Wellbeing and the power of pets in giving therapeutic support
In their discussions, they were very aware of the powerful role their pets played in comforting and connecting with their children. Over the years Anne’s dogs, Bob then Hamish, and Clare’s daughter’s guinea pigs, Fudge and Poppy would offer limitless, cuddles, spontaneous fun and playfulness helping their children to feel happier, regulated and loved.
They began talking about developing a wellbeing resource together, combining Anne’s commercial creativity with Clare’s ideas for an approach to support children’s emotional development. Both so aware of the way their own children’s pets offered comfort and unconditional care, especially when life felt tough or challenging and their recognition of the power of pets became a central feature for their work together.
With a lack of support for children’s emotional health, massively stretched services, and huge waiting lists for CAMHS, support for vulnerable children is worryingly sparse.
For many children, school isn’t easy and when children are worrying about their learning or friendships, when things at home are difficult, or they have experiences that adversely affect them, their wellbeing suffers, and they are at risk of long-term mental health challenges.
Clares’ work has always been about advocating for greater awareness of children’s emotional health and supporting schools to understand behaviour in the context of what the child is trying to communicate. She is acutely aware that children need opportunities to talk with adults who really listen and care about them, and to know that they are not alone in their feelings and experiences. Having the chance to talk to their peers with an adult who can help them to connect, feel heard and feel a sense of belonging whilst doing activities together, can be extremely powerful and life-changing for children.

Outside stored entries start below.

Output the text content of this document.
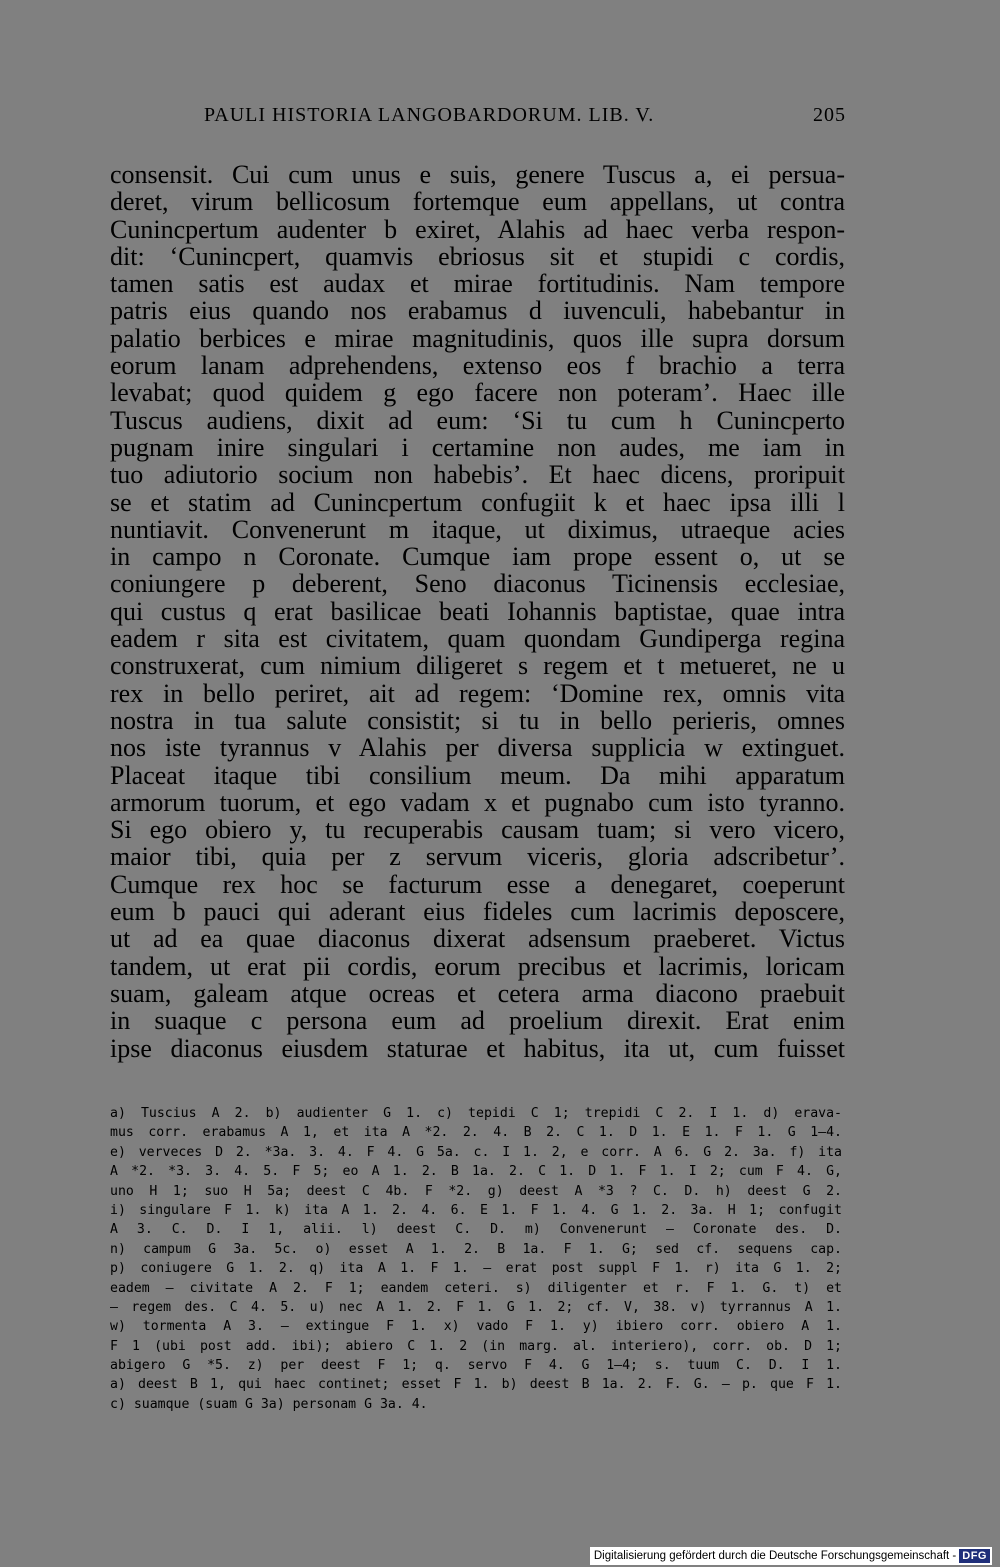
PAULI HISTORIA LANGOBARDORUM. LIB. V.	205
consensit. Cui cum unus e suis, genere Tuscus a, ei persua-
deret, virum bellicosum fortemque eum appellans, ut contra
Cunincpertum audenter b exiret, Alahis ad haec verba respon-
dit: ‘Cunincpert, quamvis ebriosus sit et stupidi c cordis,
tamen satis est audax et mirae fortitudinis. Nam tempore
patris eius quando nos erabamus d iuvenculi, habebantur in
palatio berbices e mirae magnitudinis, quos ille supra dorsum
eorum lanam adprehendens, extenso eos f brachio a terra
levabat; quod quidem g ego facere non poteram’. Haec ille
Tuscus audiens, dixit ad eum: ‘Si tu cum h Cunincperto
pugnam inire singulari i certamine non audes, me iam in
tuo adiutorio socium non habebis’. Et haec dicens, proripuit
se et statim ad Cunincpertum confugiit k et haec ipsa illi l
nuntiavit. Convenerunt m itaque, ut diximus, utraeque acies
in campo n Coronate. Cumque iam prope essent o, ut se
coniungere p deberent, Seno diaconus Ticinensis ecclesiae,
qui custus q erat basilicae beati Iohannis baptistae, quae intra
eadem r sita est civitatem, quam quondam Gundiperga regina
construxerat, cum nimium diligeret s regem et t metueret, ne u
rex in bello periret, ait ad regem: ‘Domine rex, omnis vita
nostra in tua salute consistit; si tu in bello perieris, omnes
nos iste tyrannus v Alahis per diversa supplicia w extinguet.
Placeat itaque tibi consilium meum. Da mihi apparatum
armorum tuorum, et ego vadam x et pugnabo cum isto tyranno.
Si ego obiero y, tu recuperabis causam tuam; si vero vicero,
maior tibi, quia per z servum viceris, gloria adscribetur’.
Cumque rex hoc se facturum esse a denegaret, coeperunt
eum b pauci qui aderant eius fideles cum lacrimis deposcere,
ut ad ea quae diaconus dixerat adsensum praeberet. Victus
tandem, ut erat pii cordis, eorum precibus et lacrimis, loricam
suam, galeam atque ocreas et cetera arma diacono praebuit
in suaque c persona eum ad proelium direxit. Erat enim
ipse diaconus eiusdem staturae et habitus, ita ut, cum fuisset
a) Tuscius A 2. b) audienter G 1. c) tepidi C 1; trepidi C 2. I 1. d) erava-
mus corr. erabamus A 1, et ita A *2. 2. 4. B 2. C 1. D 1. E 1. F 1. G 1—4.
e) verveces D 2. *3a. 3. 4. F 4. G 5a. c. I 1. 2, e corr. A 6. G 2. 3a. f) ita
A *2. *3. 3. 4. 5. F 5; eo A 1. 2. B 1a. 2. C 1. D 1. F 1. I 2; cum F 4. G,
uno H 1; suo H 5a; deest C 4b. F *2. g) deest A *3 ? C. D. h) deest G 2.
i) singulare F 1. k) ita A 1. 2. 4. 6. E 1. F 1. 4. G 1. 2. 3a. H 1; confugit
A 3. C. D. I 1, alii. l) deest C. D. m) Convenerunt — Coronate des. D.
n) campum G 3a. 5c. o) esset A 1. 2. B 1a. F 1. G; sed cf. sequens cap.
p) coniugere G 1. 2. q) ita A 1. F 1. — erat post suppl F 1. r) ita G 1. 2;
eadem — civitate A 2. F 1; eandem ceteri. s) diligenter et r. F 1. G. t) et
— regem des. C 4. 5. u) nec A 1. 2. F 1. G 1. 2; cf. V, 38. v) tyrrannus A 1.
w) tormenta A 3. — extingue F 1. x) vado F 1. y) ibiero corr. obiero A 1.
F 1 (ubi post add. ibi); abiero C 1. 2 (in marg. al. interiero), corr. ob. D 1;
abigero G *5. z) per deest F 1; q. servo F 4. G 1—4; s. tuum C. D. I 1.
a) deest B 1, qui haec continet; esset F 1. b) deest B 1a. 2. F. G. — p. que F 1.
c) suamque (suam G 3a) personam G 3a. 4.
Digitalisierung gefördert durch die Deutsche Forschungsgemeinschaft - DFG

There are amazing staff in schools who work really hard to be the listening ear, the advocate, and to help children express and share how they are feeling, but Clare’s vast experience in schools has made her increasingly aware that pastoral staff really need quality resources to help them.
So Hamish & Milo was created!
The Hamish & Milo Wellbeing Intervention resource was born from a great desire to offer pastoral staff in schools a comprehensive framework and a complete range of activities that can help vulnerable children gain an understanding of their own emotional experiences and can offer them insight, awareness, and approaches that help them regulate, reflect and thrive.
Research shows that stroking our pets for just 15 minutes boosts the “feel-good” hormones, serotonin, prolactin and oxytocin, and even lowers blood pressure by 10%!
Clare and Anne are both passionate about helping all children to enjoy life and to thrive, despite adversity.
Clare and Anne recognise completely how having a pet is very special and so many children love being able to talk to or cuddle a pet or an animal. They can help us to regulate, calm, feel loved and special. They can also make us laugh at the funny spontaneous things they do and playing with them allows us to have fun and feel a sense of togetherness.
As well as running Hamish & Milo together they are now even greater friends, with a common goal and shared purpose. They have shared both laughter and tears and know the importance of trust, fun and mutual respect!